Walking is a good way to get exercise without overexerting yourself—try to walk a little farther and for longer periods each day, with the aim of working up to 20–30 minutes of physical activity three to five times a week. The key is to do it at your own pace, on a regular basis (daily, or at least several times each week).
Breathing Exercises for COPD
Another among several COPD home remedies to consider: breathing techniques. Pursed-lip breathing and diaphragmatic breathing may help to make the most of every breath you take. The basics:
Pursed-lip breathing: If you feel short of breath from exertion, stop for a few minutes and practice pursed-lip breathing to get fresh air flowing into your lungs:
- Sit comfortably with your feet on the floor, and relax.
- Breathe in through your nose.
- Breathe out slowly and evenly through pursed lips (lips mostly closed, with a small opening in the center, as if you are about to whistle). Breathing out should take twice as long as inhaling.

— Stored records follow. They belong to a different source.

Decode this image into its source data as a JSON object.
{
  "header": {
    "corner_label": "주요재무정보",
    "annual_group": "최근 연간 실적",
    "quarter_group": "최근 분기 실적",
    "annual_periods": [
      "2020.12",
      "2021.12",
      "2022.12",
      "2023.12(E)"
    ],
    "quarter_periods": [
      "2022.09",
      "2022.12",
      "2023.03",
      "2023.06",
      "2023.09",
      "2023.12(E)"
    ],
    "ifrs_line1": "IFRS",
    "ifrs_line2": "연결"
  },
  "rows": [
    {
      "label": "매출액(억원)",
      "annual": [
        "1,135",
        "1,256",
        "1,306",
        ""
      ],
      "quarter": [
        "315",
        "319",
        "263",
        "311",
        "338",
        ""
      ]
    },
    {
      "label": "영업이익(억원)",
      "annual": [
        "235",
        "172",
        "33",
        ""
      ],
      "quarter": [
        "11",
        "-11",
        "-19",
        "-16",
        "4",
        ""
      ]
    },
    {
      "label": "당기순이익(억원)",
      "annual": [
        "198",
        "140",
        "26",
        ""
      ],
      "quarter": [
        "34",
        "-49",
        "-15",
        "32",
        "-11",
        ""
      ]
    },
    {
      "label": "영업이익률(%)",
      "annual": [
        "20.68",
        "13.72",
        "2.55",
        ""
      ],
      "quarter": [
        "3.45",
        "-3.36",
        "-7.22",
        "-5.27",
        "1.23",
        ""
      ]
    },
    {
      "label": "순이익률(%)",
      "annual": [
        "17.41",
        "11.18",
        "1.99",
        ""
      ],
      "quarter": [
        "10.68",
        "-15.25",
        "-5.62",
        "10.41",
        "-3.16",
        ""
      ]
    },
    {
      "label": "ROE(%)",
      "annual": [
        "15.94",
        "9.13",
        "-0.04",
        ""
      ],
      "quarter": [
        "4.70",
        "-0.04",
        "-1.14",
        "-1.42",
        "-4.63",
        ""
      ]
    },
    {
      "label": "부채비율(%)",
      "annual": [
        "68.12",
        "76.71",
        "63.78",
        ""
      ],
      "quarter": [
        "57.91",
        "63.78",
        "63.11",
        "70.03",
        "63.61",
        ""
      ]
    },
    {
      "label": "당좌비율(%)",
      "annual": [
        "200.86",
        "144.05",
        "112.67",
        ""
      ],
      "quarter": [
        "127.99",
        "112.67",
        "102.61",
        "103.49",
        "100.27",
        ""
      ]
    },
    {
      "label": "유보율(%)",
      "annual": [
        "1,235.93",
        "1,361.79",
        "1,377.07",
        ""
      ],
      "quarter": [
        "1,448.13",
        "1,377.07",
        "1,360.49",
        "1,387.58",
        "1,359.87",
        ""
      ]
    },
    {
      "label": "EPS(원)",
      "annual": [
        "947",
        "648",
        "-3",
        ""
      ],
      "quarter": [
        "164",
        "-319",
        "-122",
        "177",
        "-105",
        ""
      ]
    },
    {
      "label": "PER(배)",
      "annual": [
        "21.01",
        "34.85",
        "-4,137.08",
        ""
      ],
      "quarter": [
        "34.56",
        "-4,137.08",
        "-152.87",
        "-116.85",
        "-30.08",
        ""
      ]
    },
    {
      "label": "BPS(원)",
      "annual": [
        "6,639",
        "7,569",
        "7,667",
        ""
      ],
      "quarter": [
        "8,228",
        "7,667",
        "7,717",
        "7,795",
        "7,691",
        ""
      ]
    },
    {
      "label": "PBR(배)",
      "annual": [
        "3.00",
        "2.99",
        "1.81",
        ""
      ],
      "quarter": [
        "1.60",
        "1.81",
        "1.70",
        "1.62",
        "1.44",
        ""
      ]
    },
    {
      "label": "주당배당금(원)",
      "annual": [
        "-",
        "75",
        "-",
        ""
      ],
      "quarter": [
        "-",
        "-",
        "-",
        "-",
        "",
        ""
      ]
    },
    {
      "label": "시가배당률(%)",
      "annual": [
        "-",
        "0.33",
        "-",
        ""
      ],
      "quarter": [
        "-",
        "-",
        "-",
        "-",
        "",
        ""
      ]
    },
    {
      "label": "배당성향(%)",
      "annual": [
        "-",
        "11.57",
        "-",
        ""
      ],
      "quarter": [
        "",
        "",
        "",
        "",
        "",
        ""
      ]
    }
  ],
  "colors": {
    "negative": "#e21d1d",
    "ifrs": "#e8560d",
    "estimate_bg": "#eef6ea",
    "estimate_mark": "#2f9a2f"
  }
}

- Repeat the technique several times until shortness of breath diminishes.
Diaphragmatic breathing: Using this technique to slow down your breathing rate, increase your COPD oxygen levels, and allow you to use less effort to breathe:
- Lie comfortably on your back.
- Place one hand on your upper chest and one on your stomach.
- Breathe normally for a minute, and notice whether your chest or stomach rises with each intake of breath. If your chest expands, try to focus on breathing with your diaphragm (which would cause your stomach to rise).

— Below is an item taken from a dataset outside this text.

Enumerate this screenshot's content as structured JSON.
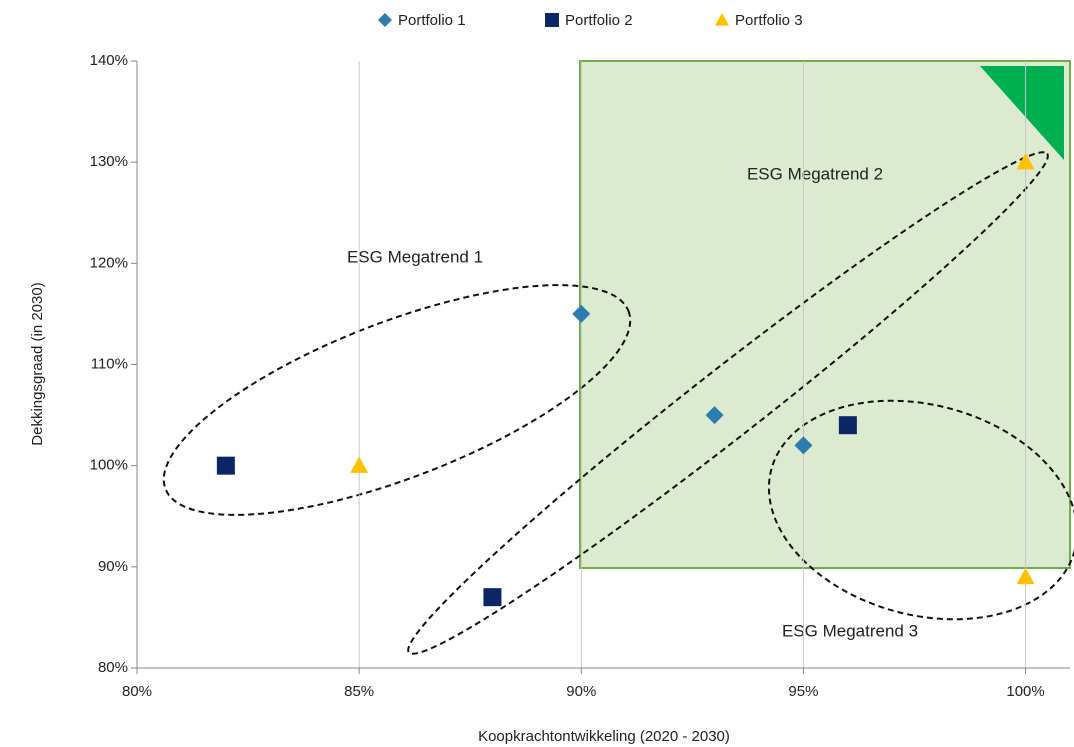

- Inhale slowly through your nose.
- Slowly exhale through pursed lips.
- Rest and repeat. Continue for five to 10 minutes.
Breathe Clean Air
Keep the air in your home as clear of irritants as possible. For example:
- Don’t smoke, and don’t allow anyone else to smoke in the house.
- Keep all fumes and strong smells out.
- If you must have painting done, stay out of the house until it is finished.

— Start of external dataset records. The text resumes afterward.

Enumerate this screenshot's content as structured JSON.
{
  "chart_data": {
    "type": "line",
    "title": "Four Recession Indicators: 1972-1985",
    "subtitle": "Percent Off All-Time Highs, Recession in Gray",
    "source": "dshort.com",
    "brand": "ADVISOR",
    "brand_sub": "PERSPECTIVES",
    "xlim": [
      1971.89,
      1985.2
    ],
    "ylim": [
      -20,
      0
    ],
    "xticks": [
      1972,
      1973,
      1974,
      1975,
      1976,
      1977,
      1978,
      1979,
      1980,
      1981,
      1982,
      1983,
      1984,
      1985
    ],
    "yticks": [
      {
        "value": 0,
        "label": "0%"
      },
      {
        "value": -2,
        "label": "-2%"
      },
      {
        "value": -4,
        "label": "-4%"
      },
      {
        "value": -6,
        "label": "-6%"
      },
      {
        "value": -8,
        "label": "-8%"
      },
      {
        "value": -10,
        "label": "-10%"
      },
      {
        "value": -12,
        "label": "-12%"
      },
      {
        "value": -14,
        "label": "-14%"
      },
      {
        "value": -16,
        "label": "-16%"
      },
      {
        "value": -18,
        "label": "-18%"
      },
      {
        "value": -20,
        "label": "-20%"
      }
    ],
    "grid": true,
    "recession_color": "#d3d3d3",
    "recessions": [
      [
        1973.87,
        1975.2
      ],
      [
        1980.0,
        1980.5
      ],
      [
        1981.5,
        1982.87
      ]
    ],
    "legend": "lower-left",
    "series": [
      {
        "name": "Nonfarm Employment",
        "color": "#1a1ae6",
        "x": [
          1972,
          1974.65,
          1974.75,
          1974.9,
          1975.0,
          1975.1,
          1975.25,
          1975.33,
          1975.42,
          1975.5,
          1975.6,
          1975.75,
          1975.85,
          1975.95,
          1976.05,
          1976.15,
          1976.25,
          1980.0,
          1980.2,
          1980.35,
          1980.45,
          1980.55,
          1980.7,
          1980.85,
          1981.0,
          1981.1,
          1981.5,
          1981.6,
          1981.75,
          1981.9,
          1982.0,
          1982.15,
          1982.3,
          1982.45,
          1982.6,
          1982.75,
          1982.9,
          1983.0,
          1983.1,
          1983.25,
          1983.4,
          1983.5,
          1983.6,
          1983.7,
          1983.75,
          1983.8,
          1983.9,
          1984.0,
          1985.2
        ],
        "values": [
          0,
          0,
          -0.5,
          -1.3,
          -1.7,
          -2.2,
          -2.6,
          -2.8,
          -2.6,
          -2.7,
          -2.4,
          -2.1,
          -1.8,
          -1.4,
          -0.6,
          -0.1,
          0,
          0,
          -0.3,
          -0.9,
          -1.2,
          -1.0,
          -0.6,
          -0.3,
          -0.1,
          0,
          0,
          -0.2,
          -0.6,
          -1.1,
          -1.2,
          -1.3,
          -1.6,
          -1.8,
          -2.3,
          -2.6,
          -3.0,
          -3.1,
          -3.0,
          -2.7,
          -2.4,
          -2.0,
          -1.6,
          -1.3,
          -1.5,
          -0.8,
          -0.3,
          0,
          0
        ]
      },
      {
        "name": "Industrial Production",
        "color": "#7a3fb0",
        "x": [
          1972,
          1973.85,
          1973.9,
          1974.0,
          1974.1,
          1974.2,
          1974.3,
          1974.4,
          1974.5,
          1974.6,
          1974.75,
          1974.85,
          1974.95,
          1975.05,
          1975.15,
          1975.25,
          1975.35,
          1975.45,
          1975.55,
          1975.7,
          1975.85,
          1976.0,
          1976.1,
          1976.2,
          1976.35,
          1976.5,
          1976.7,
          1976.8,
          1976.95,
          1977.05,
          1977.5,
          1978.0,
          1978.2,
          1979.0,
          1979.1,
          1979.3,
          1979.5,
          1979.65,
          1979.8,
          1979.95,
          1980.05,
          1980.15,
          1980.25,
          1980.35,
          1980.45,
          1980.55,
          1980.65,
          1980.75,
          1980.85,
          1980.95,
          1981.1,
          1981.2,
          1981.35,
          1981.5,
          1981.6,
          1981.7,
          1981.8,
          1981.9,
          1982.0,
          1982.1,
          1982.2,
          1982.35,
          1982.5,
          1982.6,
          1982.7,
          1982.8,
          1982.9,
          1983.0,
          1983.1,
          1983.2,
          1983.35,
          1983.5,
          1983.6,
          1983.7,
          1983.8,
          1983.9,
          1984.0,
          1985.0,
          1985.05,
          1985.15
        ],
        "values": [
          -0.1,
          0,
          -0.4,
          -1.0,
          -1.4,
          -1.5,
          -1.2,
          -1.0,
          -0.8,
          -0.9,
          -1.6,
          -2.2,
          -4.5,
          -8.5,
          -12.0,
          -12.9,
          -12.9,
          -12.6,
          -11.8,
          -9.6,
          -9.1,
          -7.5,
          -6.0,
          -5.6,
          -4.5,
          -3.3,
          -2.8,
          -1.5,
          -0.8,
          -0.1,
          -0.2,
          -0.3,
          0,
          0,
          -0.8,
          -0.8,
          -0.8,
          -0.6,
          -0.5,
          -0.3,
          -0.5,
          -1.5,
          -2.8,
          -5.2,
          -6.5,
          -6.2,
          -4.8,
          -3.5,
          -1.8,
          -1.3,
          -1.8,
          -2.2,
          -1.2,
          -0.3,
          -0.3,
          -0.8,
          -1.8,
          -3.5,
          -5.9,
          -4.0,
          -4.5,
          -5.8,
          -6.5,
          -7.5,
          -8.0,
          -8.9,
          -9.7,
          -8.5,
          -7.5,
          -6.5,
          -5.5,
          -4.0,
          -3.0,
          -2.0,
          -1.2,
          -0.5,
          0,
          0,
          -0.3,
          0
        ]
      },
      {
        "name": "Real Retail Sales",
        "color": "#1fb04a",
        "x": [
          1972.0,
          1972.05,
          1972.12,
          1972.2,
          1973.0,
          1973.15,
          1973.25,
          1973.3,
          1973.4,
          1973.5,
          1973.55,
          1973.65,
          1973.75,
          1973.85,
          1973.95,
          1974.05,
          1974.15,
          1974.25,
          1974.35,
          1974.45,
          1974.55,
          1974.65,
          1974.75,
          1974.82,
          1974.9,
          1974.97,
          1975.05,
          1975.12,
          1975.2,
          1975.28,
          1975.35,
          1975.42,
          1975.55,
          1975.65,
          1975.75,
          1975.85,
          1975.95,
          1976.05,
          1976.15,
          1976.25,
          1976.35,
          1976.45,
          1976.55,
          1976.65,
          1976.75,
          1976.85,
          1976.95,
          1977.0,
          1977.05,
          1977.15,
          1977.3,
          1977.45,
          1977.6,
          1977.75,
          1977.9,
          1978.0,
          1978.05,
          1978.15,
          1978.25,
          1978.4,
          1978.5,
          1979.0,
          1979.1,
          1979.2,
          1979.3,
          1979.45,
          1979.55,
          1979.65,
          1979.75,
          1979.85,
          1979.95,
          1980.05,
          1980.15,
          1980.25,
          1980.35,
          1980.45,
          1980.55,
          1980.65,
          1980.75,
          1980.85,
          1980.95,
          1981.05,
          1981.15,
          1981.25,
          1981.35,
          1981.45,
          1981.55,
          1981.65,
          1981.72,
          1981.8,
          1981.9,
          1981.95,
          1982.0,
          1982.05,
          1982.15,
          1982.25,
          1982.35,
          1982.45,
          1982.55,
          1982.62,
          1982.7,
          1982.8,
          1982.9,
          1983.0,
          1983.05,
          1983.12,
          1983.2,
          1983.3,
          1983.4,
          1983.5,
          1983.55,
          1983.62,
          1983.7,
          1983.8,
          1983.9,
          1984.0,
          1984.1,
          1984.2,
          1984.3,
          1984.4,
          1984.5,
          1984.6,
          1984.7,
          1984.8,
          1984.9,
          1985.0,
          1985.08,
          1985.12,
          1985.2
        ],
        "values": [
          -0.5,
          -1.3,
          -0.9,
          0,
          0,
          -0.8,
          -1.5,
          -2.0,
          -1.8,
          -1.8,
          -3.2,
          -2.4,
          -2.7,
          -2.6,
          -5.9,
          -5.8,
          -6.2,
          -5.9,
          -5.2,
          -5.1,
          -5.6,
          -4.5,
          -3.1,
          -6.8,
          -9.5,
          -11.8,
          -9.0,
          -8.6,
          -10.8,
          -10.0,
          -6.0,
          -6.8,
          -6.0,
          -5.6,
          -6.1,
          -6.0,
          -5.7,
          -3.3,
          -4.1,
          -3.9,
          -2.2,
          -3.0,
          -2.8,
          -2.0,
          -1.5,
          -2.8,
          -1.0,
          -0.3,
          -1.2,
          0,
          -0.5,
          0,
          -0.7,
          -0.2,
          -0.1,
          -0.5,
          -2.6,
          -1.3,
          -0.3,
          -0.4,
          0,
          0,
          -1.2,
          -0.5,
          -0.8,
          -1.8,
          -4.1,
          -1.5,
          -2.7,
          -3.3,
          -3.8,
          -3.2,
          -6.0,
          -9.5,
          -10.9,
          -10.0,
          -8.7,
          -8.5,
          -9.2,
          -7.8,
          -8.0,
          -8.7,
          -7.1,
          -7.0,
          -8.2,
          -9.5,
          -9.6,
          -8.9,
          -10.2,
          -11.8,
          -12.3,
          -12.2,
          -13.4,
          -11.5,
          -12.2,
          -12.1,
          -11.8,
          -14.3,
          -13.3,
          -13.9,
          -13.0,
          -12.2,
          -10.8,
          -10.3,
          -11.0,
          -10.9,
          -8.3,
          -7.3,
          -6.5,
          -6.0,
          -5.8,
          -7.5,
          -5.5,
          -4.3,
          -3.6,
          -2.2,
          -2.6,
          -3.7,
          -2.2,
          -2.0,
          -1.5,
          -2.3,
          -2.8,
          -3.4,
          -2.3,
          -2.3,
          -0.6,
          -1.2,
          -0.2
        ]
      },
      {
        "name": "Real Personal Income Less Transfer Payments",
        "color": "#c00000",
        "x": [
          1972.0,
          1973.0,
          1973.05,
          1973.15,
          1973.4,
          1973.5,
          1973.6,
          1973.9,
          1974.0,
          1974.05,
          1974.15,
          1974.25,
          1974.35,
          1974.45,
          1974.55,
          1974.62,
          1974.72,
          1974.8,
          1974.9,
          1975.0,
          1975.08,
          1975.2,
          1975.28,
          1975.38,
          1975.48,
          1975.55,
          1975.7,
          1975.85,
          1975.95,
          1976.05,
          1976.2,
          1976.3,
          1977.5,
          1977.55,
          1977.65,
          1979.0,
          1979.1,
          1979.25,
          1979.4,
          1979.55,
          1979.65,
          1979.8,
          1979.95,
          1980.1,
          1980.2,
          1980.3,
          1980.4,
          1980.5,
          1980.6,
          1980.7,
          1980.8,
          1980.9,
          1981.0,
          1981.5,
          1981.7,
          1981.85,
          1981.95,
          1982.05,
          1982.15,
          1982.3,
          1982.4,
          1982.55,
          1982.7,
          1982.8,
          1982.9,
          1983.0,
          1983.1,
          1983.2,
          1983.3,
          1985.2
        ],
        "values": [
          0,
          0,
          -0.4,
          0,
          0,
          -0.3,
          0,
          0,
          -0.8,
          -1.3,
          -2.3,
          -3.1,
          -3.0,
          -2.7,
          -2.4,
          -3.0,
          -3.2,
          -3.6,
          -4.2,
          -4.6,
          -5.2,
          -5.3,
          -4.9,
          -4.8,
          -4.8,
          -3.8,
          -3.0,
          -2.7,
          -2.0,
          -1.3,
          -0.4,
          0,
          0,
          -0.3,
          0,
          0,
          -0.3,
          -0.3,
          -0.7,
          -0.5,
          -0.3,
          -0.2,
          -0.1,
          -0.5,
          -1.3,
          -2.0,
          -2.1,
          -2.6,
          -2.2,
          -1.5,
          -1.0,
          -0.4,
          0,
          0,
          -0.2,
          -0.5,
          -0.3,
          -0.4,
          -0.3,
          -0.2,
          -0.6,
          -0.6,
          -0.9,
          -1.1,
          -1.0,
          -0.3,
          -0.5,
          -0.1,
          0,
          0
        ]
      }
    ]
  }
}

- Avoid smoke from wood fires.
Also avoid outdoor air pollutants as much as you can, by staying indoors when outdoor air quality is poor.
Having a chronic lung disease such as COPD may require making special arrangements for traveling, especially travel by airplane. Those who require oxygen therapy will first need to obtain permission to fly from their physician. They must also notify the airline well in advance of travel, to arrange for use of oxygen during the flight.
Always discuss air travel plans with your physician. Lung function tests will likely be needed to determine whether supplemental oxygen will be required. The doctor will also need to provide a letter to the airline.
During the flight, the oxygen will be provided by the airline (there will likely be a fee for this service). Passengers are not allowed to bring their own oxygen canisters on board an airplane, but some airlines will allow patients to use their own portable concentrators during flights. Empty cylinders and equipment likely are allowed only as checked baggage.
Information about which airlines allow use of oxygen on flights, along with their policies, is available from the Airline Oxygen Council of America.